Reforma Agraria
Bagi Negara-negara agraris, masalah tanah adalah masalah mendasar atau fundamental. Kita semua mengetahui bahwa masalah penguasaan tanah bukanlah hal yang sederhana, karena hal itu menyangkut bukan saja hubungan manusia dengan tanah, melainkan juga (dan justru terutama) menyangkut hubungan manusia dengan manusia.
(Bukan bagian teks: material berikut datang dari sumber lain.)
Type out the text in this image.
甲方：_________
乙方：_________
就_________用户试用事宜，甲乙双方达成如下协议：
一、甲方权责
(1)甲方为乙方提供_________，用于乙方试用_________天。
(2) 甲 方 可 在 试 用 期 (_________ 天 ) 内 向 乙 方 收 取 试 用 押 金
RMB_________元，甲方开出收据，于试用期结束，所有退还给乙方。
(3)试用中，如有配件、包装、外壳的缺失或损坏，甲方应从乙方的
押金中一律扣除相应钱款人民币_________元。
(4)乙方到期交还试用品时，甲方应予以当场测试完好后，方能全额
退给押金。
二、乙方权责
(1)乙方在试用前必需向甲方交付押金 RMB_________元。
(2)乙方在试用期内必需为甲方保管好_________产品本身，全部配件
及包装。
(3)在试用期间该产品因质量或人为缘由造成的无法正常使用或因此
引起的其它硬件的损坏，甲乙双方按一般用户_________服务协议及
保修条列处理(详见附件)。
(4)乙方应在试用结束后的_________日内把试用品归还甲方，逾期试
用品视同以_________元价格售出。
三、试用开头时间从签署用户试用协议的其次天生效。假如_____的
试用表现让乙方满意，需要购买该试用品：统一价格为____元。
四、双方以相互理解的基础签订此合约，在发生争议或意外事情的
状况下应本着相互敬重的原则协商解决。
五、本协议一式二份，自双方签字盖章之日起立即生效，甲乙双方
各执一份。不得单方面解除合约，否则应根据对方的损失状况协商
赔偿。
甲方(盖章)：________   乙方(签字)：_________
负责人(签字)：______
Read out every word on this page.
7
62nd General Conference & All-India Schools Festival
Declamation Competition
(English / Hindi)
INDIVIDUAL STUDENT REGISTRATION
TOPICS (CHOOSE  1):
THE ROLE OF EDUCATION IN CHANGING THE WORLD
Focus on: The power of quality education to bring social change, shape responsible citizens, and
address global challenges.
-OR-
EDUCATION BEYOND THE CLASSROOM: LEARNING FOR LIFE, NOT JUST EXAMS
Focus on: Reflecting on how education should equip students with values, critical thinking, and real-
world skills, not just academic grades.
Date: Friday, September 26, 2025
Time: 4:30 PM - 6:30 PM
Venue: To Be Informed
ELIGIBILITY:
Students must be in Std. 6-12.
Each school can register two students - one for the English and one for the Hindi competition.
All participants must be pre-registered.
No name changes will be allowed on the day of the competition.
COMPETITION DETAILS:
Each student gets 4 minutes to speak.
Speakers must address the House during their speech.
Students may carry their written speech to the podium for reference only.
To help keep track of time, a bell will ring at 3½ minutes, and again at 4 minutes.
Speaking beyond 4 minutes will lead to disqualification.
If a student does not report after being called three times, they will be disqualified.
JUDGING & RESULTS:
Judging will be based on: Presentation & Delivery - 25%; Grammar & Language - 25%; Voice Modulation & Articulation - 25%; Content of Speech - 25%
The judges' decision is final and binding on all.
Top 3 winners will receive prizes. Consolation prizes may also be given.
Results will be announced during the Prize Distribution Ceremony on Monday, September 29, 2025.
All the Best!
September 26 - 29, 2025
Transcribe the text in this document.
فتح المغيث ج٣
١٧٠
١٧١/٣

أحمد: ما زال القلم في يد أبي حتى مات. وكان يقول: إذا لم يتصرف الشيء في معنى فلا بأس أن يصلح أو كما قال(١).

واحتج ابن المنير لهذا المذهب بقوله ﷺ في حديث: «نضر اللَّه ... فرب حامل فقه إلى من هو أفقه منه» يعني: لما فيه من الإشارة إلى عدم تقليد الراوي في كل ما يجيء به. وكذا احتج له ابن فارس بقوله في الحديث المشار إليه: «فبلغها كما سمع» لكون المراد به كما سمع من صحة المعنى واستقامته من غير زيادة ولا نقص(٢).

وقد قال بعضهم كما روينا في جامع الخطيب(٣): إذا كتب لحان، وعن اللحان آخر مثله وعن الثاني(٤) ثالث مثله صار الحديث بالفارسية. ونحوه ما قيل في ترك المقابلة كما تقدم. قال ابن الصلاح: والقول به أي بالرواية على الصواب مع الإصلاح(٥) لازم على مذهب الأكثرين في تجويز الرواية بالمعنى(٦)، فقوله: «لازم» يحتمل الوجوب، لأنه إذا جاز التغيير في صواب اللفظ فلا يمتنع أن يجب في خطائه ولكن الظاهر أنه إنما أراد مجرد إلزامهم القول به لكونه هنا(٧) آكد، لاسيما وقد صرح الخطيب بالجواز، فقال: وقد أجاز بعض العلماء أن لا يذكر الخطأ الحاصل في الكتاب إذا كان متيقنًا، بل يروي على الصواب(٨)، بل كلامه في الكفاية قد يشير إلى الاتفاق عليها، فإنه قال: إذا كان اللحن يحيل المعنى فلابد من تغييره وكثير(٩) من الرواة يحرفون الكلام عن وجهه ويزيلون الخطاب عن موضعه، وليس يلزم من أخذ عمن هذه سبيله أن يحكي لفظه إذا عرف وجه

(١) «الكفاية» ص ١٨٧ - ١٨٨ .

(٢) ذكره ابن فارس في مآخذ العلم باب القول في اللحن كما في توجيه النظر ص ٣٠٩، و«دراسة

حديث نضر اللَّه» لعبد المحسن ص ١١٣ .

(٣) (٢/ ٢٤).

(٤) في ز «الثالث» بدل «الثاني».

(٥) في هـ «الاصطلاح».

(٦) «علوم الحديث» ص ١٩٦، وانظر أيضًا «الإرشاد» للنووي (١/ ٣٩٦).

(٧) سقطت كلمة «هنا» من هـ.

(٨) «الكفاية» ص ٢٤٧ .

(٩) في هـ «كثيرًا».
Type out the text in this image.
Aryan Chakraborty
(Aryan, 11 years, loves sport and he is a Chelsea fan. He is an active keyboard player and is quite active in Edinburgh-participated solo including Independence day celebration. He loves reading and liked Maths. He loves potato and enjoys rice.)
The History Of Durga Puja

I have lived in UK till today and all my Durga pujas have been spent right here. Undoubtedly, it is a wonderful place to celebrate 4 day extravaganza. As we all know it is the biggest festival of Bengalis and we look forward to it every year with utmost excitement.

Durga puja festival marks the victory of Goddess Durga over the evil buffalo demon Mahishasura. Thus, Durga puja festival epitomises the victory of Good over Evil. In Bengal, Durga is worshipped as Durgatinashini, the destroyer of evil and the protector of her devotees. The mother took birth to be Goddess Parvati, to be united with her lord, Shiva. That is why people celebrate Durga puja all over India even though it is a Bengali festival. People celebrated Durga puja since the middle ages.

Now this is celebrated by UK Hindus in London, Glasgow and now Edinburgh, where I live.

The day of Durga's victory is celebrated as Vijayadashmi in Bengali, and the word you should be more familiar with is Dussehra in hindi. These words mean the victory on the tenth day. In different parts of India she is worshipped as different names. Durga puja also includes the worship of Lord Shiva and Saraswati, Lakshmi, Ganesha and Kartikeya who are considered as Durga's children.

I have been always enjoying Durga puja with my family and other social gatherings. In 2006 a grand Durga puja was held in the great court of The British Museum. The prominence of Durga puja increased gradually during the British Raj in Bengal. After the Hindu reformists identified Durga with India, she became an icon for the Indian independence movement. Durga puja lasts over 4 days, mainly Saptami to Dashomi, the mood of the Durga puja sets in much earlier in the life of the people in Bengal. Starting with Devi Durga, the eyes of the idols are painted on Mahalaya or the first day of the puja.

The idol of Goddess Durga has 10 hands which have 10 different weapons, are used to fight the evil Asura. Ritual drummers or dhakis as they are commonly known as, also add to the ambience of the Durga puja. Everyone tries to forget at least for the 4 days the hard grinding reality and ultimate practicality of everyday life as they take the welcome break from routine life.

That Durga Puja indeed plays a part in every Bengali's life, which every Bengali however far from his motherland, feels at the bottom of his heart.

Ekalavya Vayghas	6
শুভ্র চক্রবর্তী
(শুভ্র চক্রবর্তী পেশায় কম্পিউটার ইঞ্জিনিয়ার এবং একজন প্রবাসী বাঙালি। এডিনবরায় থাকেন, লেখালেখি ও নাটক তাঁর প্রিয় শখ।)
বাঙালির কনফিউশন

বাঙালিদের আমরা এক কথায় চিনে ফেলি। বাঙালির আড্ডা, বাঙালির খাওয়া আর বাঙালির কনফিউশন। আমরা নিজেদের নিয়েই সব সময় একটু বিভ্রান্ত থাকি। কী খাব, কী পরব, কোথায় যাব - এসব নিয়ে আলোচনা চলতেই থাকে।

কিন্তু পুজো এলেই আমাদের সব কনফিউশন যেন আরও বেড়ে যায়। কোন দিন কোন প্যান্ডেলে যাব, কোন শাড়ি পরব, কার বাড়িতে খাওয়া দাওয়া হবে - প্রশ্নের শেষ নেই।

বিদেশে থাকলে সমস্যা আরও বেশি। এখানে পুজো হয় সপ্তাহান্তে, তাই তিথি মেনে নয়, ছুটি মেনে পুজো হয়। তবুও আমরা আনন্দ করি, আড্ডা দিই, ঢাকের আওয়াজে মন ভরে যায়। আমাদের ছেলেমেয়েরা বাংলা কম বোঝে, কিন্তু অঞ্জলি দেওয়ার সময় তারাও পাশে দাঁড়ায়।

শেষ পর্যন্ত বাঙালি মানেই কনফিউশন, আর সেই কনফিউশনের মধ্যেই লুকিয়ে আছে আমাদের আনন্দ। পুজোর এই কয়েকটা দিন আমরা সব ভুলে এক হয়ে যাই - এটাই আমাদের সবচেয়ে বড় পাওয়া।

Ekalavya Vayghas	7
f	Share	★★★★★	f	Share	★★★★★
Hubungan manusia dengan benda hanya mempunyai makna jika hal itu merupakan hubungan aktivitas. Dalam hal tanah, aktivitas itu ialah penggarapan dan pengusahaannya. Ini berarti akan mencakup hubungan orang-orang yang langsung atau tidak langsung terlibat dalam proses produksi, misalnya, hubungan antara pemilik tanah dengan penggarap, antara penyakap dengan buruh tani, antara sesama buruh tani, dan sebagainya. Pendeknya, masalah agraria itu kompleks aktivitas yang merupakan jaringan hubungan antar manusia. Masalah ini masih perlu diamati terus menerus karena dampak pembangunan sekarang ini memang menciptakan perubahan-perubahan dalam kehidupan di pedesaan. Seyogyanyalah kebijakan agraria perlu dilandasi dengan pemahaman terhadap aspek sosial ini agar penataan kembali masalah agraria dapat dilaksanakan tanpa gejolak sosial yang destruktif.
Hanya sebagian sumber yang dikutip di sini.